Por mês, são recebidas pela usina, cerca de 2 mil toneladas de lixo. Em março, este número alcançou a marca de 2,6 mil toneladas. “A quantidade de lixo varia muito, pois depende da nossa capacidade de processamento e que muitas vezes esbarra na disponibilidade do maquinário.
Quando a usina iniciou suas atividades, 100% do lixo recolhido em Cuiabá ia para a triagem. Mas de lá para cá a cidade cresceu e nossa capacidade de reciclagem não acompanhou no mesmo ritmo”, observa Cavenaghe.
É difícil imaginar que garrafas plásticas, vidros, sacos plásticos, alumínio, papelão e mesmos restos orgânicos possam gerar um volume de recursos como os apresentados pela Cooperar. “Como estamos em um regime de cooperativismo, todos sabem da importância em produzir sempre mais. Esse é o diferencial da cooperativa”, destaca Cavenaghe.
O plástico é o produto mais rentável para a cooperativa. Depois de selecionados e separados, são transformados em granulados que viram matéria-prima para a fabricação de mangueiras. O produto reciclavél abastece basicamente fábricas em Cuiabá e Várzea Grande. Cada quilo do granulado é vendido a cerca de R$0,90.
Este material é um dos que mais sofreu alta no valor de comercialização. No ano passado, o valor pago, em média era de R$ 0,60.
As garrafas plásticas e descartáveis de refrigerantes – chamadas de “PET” – são compactadas e transportadas em fardos. O material, que levaria cerca de 400 anos para se decompor, é transformado em tecido e fio de poliéster [usado para fabricação de cordas de nylon]. O destino de quase toda a produção é Itajaí, Santa Catarina. Cada quilo das garrafas “PET” é comercializado a R$0,37.
O vidro de garrafas é triturado e se transforma em outros vidros. Basicamente o produto é vendido para fábricas localizadas em São Paulo, por cerca de R$ 0,04 o quilo. De 2002 até agora o preço do quilo se manteve inalterado.
As latinhas de alumínio e as sucatas são transformadas em chapas de ferro. As latinhas com preços melhores estão sendo comprada da usina a R$ 2,20 o quilo em 2002 o valor era de R$ 1,70 – abastecem a capital. Já as sucatas que são vendidas a R$ 0,04 o quilo são compradas por industrias de Curitiba (PR).
O material orgânico – basicamente composto por restos de alimentos e folhas – também selecionado pelos cooperados é mantido em container por 18 dias e depois fica mais 30 dias espalhado em uma área do aterro sanitário e então peneirado e vendido.
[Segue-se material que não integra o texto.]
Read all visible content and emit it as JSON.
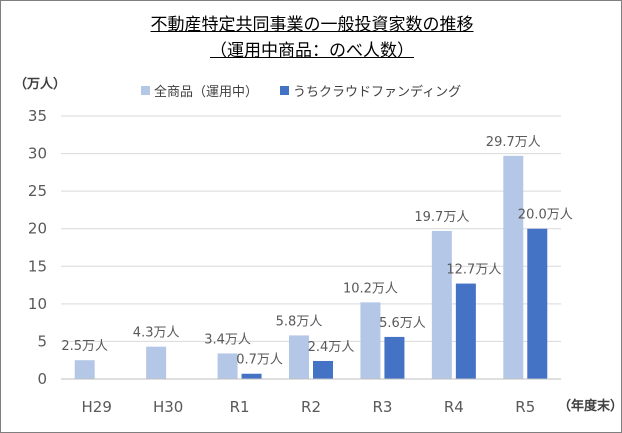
{
  "title_line1": "不動産特定共同事業の一般投資家数の推移",
  "title_line2": "（運用中商品：のべ人数）",
  "y_unit": "（万人）",
  "x_unit": "（年度末）",
  "legend": [
    {
      "name": "全商品（運用中）",
      "color": "#b4c7e7"
    },
    {
      "name": "うちクラウドファンディング",
      "color": "#4472c4"
    }
  ],
  "chart_data": {
    "type": "bar",
    "categories": [
      "H29",
      "H30",
      "R1",
      "R2",
      "R3",
      "R4",
      "R5"
    ],
    "series": [
      {
        "name": "全商品（運用中）",
        "values": [
          2.5,
          4.3,
          3.4,
          5.8,
          10.2,
          19.7,
          29.7
        ],
        "labels": [
          "2.5万人",
          "4.3万人",
          "3.4万人",
          "5.8万人",
          "10.2万人",
          "19.7万人",
          "29.7万人"
        ],
        "color": "#b4c7e7"
      },
      {
        "name": "うちクラウドファンディング",
        "values": [
          null,
          null,
          0.7,
          2.4,
          5.6,
          12.7,
          20.0
        ],
        "labels": [
          "",
          "",
          "0.7万人",
          "2.4万人",
          "5.6万人",
          "12.7万人",
          "20.0万人"
        ],
        "color": "#4472c4"
      }
    ],
    "ylim": [
      0,
      35
    ],
    "yticks": [
      0,
      5,
      10,
      15,
      20,
      25,
      30,
      35
    ],
    "grid": true
  }
}
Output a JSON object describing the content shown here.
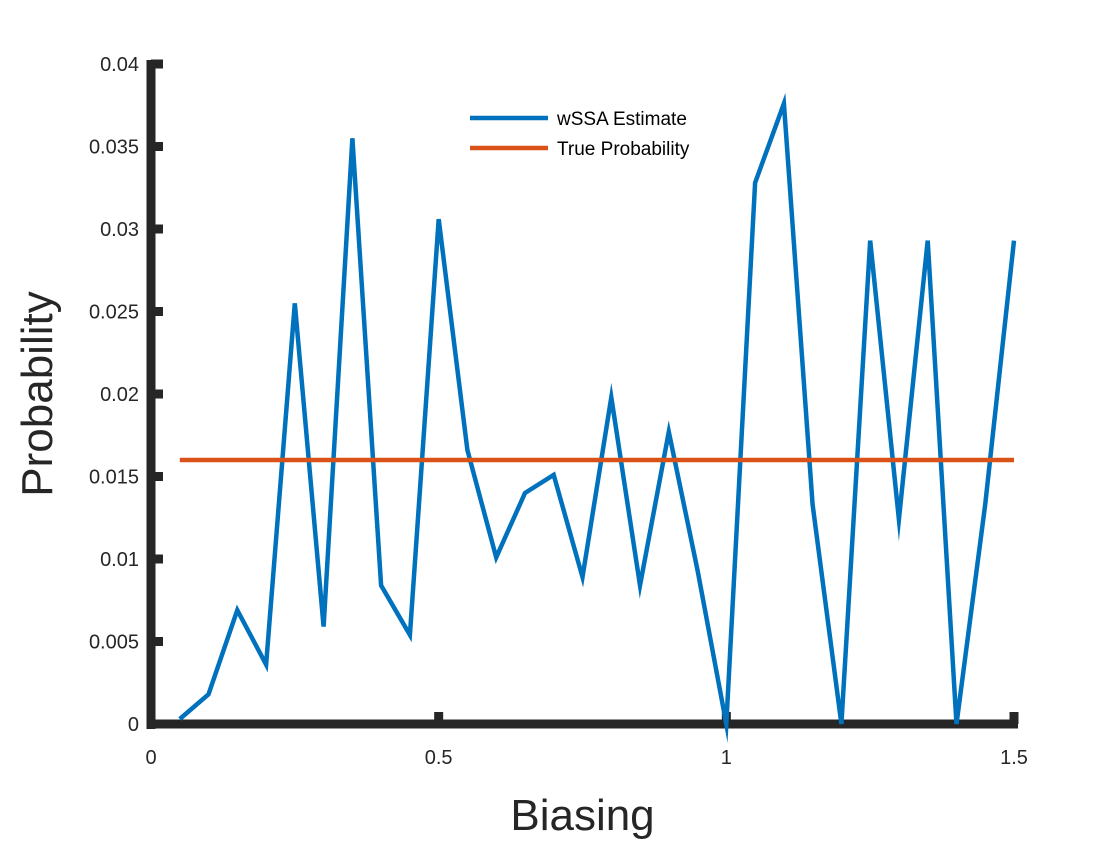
{
  "chart_data": {
    "type": "line",
    "title": "",
    "xlabel": "Biasing",
    "ylabel": "Probability",
    "xlim": [
      0,
      1.5
    ],
    "ylim": [
      0,
      0.04
    ],
    "x_ticks": [
      0,
      0.5,
      1,
      1.5
    ],
    "x_tick_labels": [
      "0",
      "0.5",
      "1",
      "1.5"
    ],
    "y_ticks": [
      0,
      0.005,
      0.01,
      0.015,
      0.02,
      0.025,
      0.03,
      0.035,
      0.04
    ],
    "y_tick_labels": [
      "0",
      "0.005",
      "0.01",
      "0.015",
      "0.02",
      "0.025",
      "0.03",
      "0.035",
      "0.04"
    ],
    "grid": false,
    "legend_position": "top-center",
    "series": [
      {
        "name": "wSSA Estimate",
        "color": "#0072BD",
        "x": [
          0.05,
          0.1,
          0.15,
          0.2,
          0.25,
          0.3,
          0.35,
          0.4,
          0.45,
          0.5,
          0.55,
          0.6,
          0.65,
          0.7,
          0.75,
          0.8,
          0.85,
          0.9,
          0.95,
          1.0,
          1.05,
          1.1,
          1.15,
          1.2,
          1.25,
          1.3,
          1.35,
          1.4,
          1.45,
          1.5
        ],
        "y": [
          0.0003,
          0.0018,
          0.0069,
          0.0036,
          0.0255,
          0.0059,
          0.0355,
          0.0084,
          0.0054,
          0.0306,
          0.0166,
          0.0101,
          0.014,
          0.0151,
          0.0089,
          0.0198,
          0.0084,
          0.0177,
          0.0093,
          0.0,
          0.0328,
          0.0376,
          0.0133,
          0.0,
          0.0293,
          0.0124,
          0.0293,
          0.0,
          0.0133,
          0.0293
        ]
      },
      {
        "name": "True Probability",
        "color": "#D95319",
        "x": [
          0.05,
          1.5
        ],
        "y": [
          0.016,
          0.016
        ]
      }
    ]
  }
}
Do total produzido, 20% é da prefeitura, outros 20% tem com destino a organização não governamental ICV.
Desde 1996, quando foi criada a Usina de Triagem e Compostagem de Cuiabá, até o ano passado o crescimento nas vendas registrou a marca de 102%. No primeiro ano de funcionamento a cooperativa comercializou cerca de R$ 192 mil.(CLIPPING ICV – Diário de Cuiabá )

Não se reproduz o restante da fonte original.